By identifying the best protocols from literature, pre-prints, and patents, you can enhance the reproducibility and efficiency of your studies, ultimately streamlining the research process and delivering reliable results.
It is commonly employed during eye examinations and various surgical procedures to dilate the pupil and relax the eye's focusing mechanism.
This versatile drug is known by several brand names, including Mydrin-P, Mydriacyl, and others.
Tropicamide works by inhibiting the muscarinic receptors in the iris and ciliary muscles, leading to pupil dilation (mydriasis) and relaxation of the eye's focusing ability (cycloplegia).
These effects make it invaluable for diagnostic and therapeutic purposes, such as facilitating fundoscopic examinations, measuring intraocular pressure, and preparing the eye for surgical interventions like cataract removal or laser treatments.
Beyond its medical applications, Tropicamide has also been utilized in research settings, particularly in combination with imaging techniques like Spectralis HRA+OCT and IOL Master.
These advanced imaging tools, when used alongside Tropicamide, can provide detailed insights into eye structure and function, aiding in the diagnosis and management of various ocular conditions.

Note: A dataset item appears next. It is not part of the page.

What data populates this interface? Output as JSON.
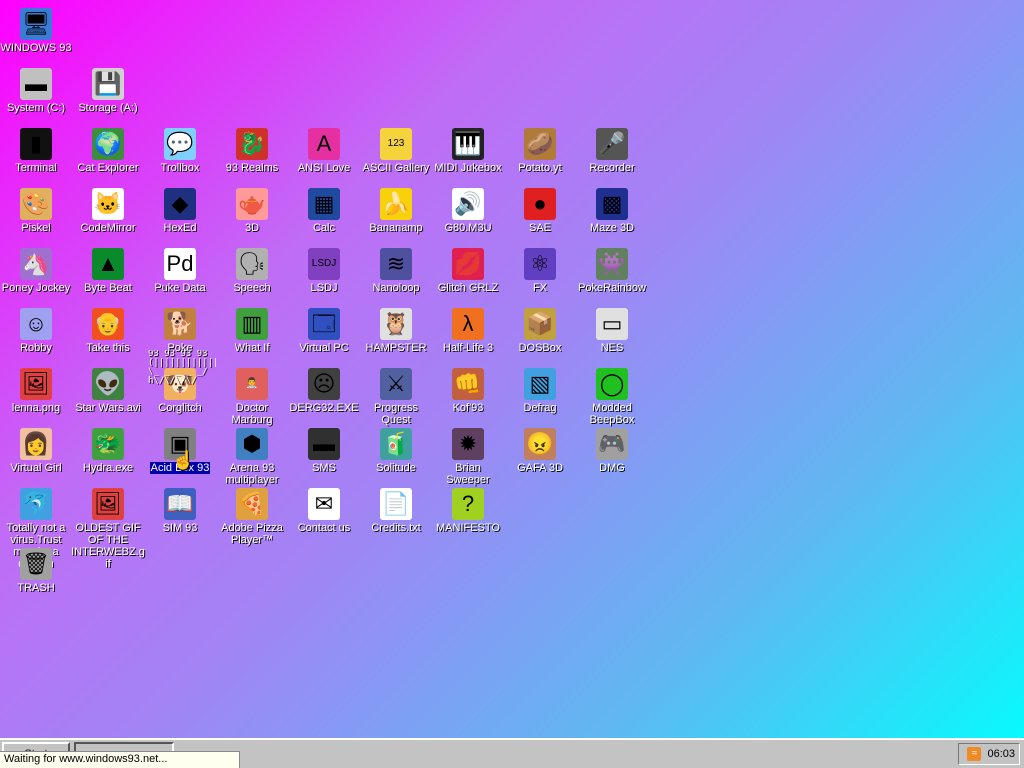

It's important to note that Tropicamide, like any medication, should be used under the guidance of qualified healthcare professionals.
Potential side effects, such as temporary blurred vision, light sensitivity, and increased intraocular pressure, should be monitored.
Additionally, certain individuals, such as those with narrow-angle glaucoma, may require special precautions when using Tropicamide.
Experince the power of data-driven decision making today by exploring how PubCompare.ai's AI-driven platform can optimize Tropicamide research.
By identifying the best protocols from literature, pre-prints, and patents, you can enhance the reproducibility and efficiency of your studies, ultimately streamlining the research process and delivering reliable results.